What the debate is really about
There is a version of this conversation that most psychiatrists and patients would welcome: better informed consent, clearer guidance on how long someone should stay on a medication and how to taper off it safely, more investment in therapy and non-pharmacological options. Several of the initiatives Kennedy announced gesture toward these aims, and they are legitimate ones.
The problem is when that conversation becomes entangled with a broader ideological claim — that the country’s mental health crisis is primarily a pharmaceutical dependency story rather than an access and structural care story. That framing tends to flatten the extraordinary variation in why people are on antidepressants. Some are managing acute depressive episodes. Some have treatment-resistant conditions that have failed every other intervention. Some have been stable on low doses for years. Policy that treats all of these people as a single category, defined primarily by the medications they take, is not precision medicine.
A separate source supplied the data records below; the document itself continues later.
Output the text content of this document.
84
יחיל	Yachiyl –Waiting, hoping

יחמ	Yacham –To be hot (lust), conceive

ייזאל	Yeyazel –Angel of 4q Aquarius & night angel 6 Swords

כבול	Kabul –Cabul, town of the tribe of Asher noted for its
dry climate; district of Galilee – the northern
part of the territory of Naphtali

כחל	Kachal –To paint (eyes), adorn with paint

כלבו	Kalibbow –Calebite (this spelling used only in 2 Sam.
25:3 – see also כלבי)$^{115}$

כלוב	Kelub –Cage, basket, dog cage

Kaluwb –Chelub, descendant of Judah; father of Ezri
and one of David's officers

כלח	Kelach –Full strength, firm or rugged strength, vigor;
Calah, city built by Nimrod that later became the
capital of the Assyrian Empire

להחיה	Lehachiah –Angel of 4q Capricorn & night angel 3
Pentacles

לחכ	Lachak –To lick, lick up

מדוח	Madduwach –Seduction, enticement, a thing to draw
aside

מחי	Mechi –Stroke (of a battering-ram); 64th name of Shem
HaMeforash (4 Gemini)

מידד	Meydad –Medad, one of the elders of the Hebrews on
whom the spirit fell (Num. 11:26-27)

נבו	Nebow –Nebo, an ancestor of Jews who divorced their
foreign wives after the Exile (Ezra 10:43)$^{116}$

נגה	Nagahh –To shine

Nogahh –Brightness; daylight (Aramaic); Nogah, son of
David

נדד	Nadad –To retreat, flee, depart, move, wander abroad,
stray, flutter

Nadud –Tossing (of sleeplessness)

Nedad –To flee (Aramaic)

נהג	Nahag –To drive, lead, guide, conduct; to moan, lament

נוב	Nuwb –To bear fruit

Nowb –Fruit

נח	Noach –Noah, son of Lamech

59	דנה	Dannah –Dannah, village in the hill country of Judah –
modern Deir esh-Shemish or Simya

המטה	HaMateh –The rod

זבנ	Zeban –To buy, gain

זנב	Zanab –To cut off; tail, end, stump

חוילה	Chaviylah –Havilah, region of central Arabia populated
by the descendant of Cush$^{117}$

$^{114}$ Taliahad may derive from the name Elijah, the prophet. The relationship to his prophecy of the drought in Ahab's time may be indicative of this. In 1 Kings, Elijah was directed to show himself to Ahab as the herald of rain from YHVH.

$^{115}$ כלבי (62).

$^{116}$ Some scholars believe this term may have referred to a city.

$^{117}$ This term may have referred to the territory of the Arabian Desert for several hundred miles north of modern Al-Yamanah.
What gets lost in the noise
The people most affected by this conversation are often the quietest in it.
They are managing. They are going to work, or trying to. They are parenting, studying, teaching, functioning at some level they could not sustain without pharmaceutical support, or they tried stopping once and it did not go well, and they remember what that was like.
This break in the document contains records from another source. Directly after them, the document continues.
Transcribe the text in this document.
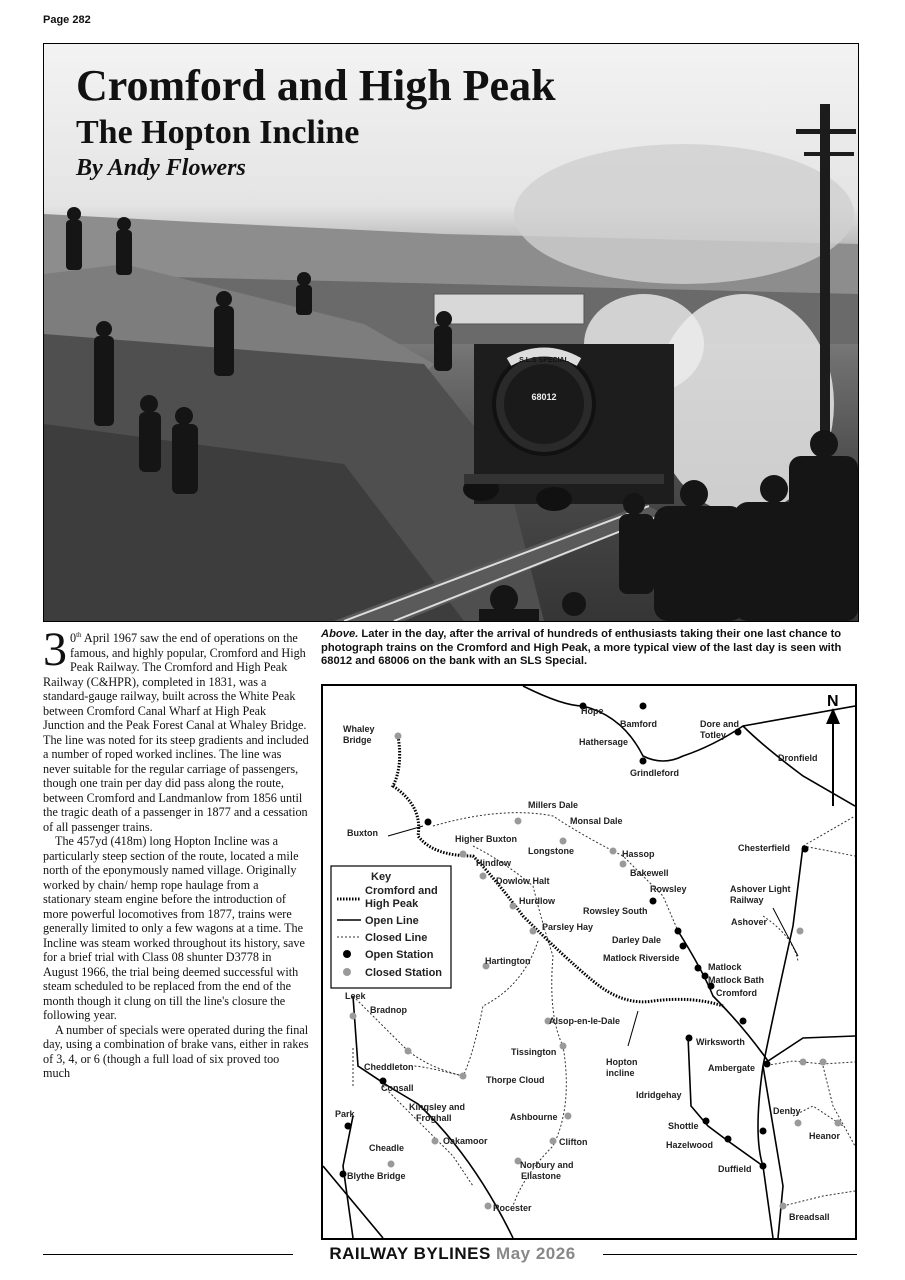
Page 282
68012
S.L.S SPECIAL
Cromford and High Peak
The Hopton Incline
By Andy Flowers

3 0th April 1967 saw the end of operations on the famous, and highly popular, Cromford and High Peak Railway. The Cromford and High Peak Railway (C&HPR), completed in 1831, was a standard-gauge railway, built across the White Peak between Cromford Canal Wharf at High Peak Junction and the Peak Forest Canal at Whaley Bridge. The line was noted for its steep gradients and included a number of roped worked inclines. The line was never suitable for the regular carriage of passengers, though one train per day did pass along the route, between Cromford and Landmanlow from 1856 until the tragic death of a passenger in 1877 and a cessation of all passenger trains.

The 457yd (418m) long Hopton Incline was a particularly steep section of the route, located a mile north of the eponymously named village. Originally worked by chain/ hemp rope haulage from a stationary steam engine before the introduction of more powerful locomotives from 1877, trains were generally limited to only a few wagons at a time. The Incline was steam worked throughout its history, save for a brief trial with Class 08 shunter D3778 in August 1966, the trial being deemed successful with steam scheduled to be replaced from the end of the month though it clung on till the line's closure the following year.

A number of specials were operated during the final day, using a combination of brake vans, either in rakes of 3, 4, or 6 (though a full load of six proved too much

Above. Later in the day, after the arrival of hundreds of enthusiasts taking their one last chance to photograph trains on the Cromford and High Peak, a more typical view of the last day is seen with 68012 and 68006 on the bank with an SLS Special.
N
Key
Cromford and
High Peak
Open Line
Closed Line
Open Station
Closed Station
Whaley
Bridge
Hope
Bamford
Hathersage
Dore and
Totley
Dronfield
Grindleford
Millers Dale
Monsal Dale
Buxton
Higher Buxton
Longstone	Hassop
Chesterfield
Hindlow
Bakewell
Dowlow Halt
Rowsley	Ashover Light
Railway
Hurdlow
Rowsley South
Ashover
Parsley Hay
Darley Dale
Hartington	Matlock Riverside
Matlock
Matlock Bath
Cromford
Leek
Bradnop
Alsop-en-le-Dale
Wirksworth
Tissington
Hopton
incline
Cheddleton
Thorpe Cloud
Ambergate
Consall
Idridgehay
Park
Kingsley and
Froghall	Ashbourne
Denby
Shottle
Cheadle
Oakamoor	Clifton	Hazelwood
Heanor
Norbury and
Ellastone
Duffield
Blythe Bridge
Rocester
Breadsall
RAILWAY BYLINES May 2026
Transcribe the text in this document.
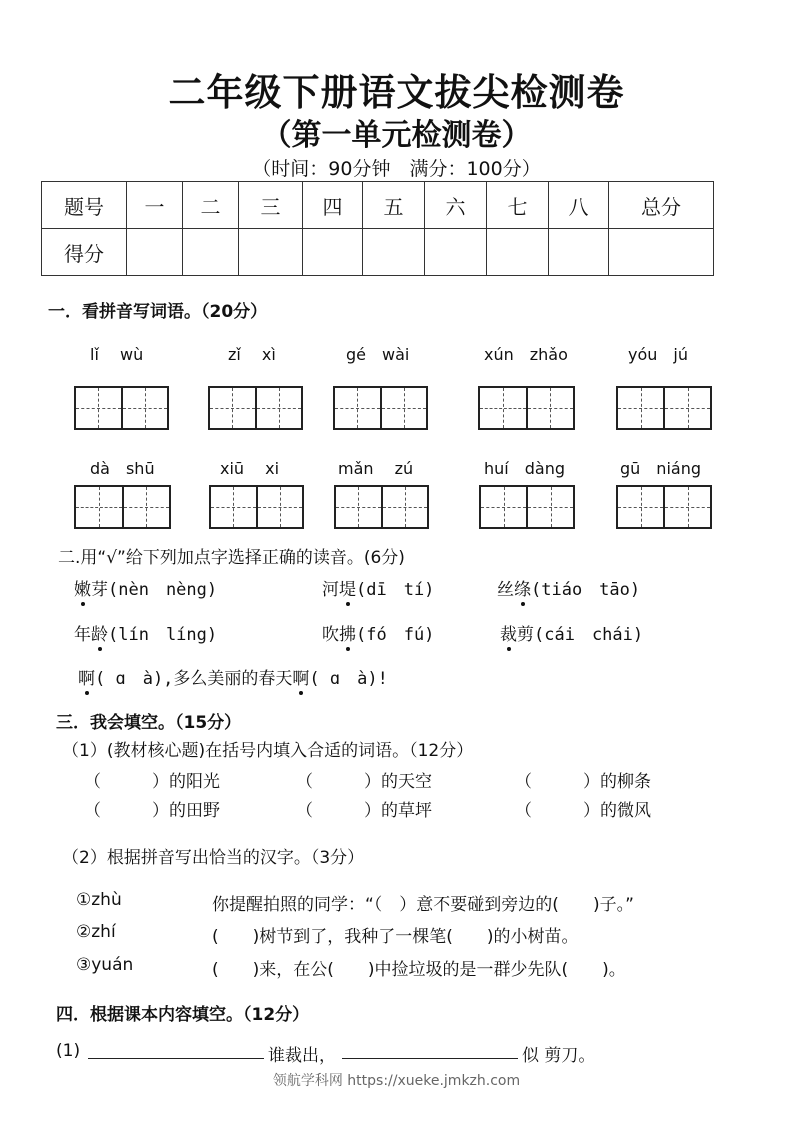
二年级下册语文拔尖检测卷
（第一单元检测卷）
（时间：90分钟　满分：100分）
题号	一	二	三	四	五	六	七	八	总分
得分									
一．看拼音写词语。（20分）
lǐ　 wù	zǐ　 xì	gé　wài	xún　zhǎo	yóu　jú
dà　shū	xiū　 xi	mǎn　 zú	huí　dàng	gū　niáng
二.用“√”给下列加点字选择正确的读音。(6分)
嫩芽(nèn　nèng)	河堤(dī　tí)	丝绦(tiáo　tāo)
年龄(lín　líng)	吹拂(fó　fú)	裁剪(cái　chái)
啊( ɑ　à),多么美丽的春天啊( ɑ　à)!
三．我会填空。（15分）
（1）(教材核心题)在括号内填入合适的词语。（12分）
（　　　）的阳光	（　　　）的天空	（　　　）的柳条
（　　　）的田野	（　　　）的草坪	（　　　）的微风
（2）根据拼音写出恰当的汉字。（3分）
①zhù	你提醒拍照的同学：“（　）意不要碰到旁边的(　　)子。”
②zhí	(　　)树节到了，我种了一棵笔(　　)的小树苗。
③yuán	(　　)来，在公(　　)中捡垃圾的是一群少先队(　　)。
四．根据课本内容填空。（12分）
(1)	谁裁出，	似 剪刀。
领航学科网 https://xueke.jmkzh.com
When a public debate about their medication is conducted primarily in terms of dependency crises and overmedicalization summits and hypothetical federal bans, something happens to those people that goes beyond policy. The legitimate, carefully considered, often hard-won decision they made with their doctor starts to feel like something they have to defend.
That is the public-health consequence Dr. Olfson is pointing to. Not just the abstract risk of reduced access. The quieter cost of making people who rely on these medications feel that their treatment is a problem to be solved rather than a decision to be respected.
What this moment asks of us
The question underneath all of this is not simply whether SSRIs are overprescribed, though that is worth studying carefully and honestly. The deeper question is who gets to define what normal brain chemistry looks like, who bears the cost when that definition is wrong, and what we are protecting when we make it harder for people to access treatments that help them stay here and stay well.
Those are not questions with clean policy answers. But they are worth holding more carefully than the current conversation suggests.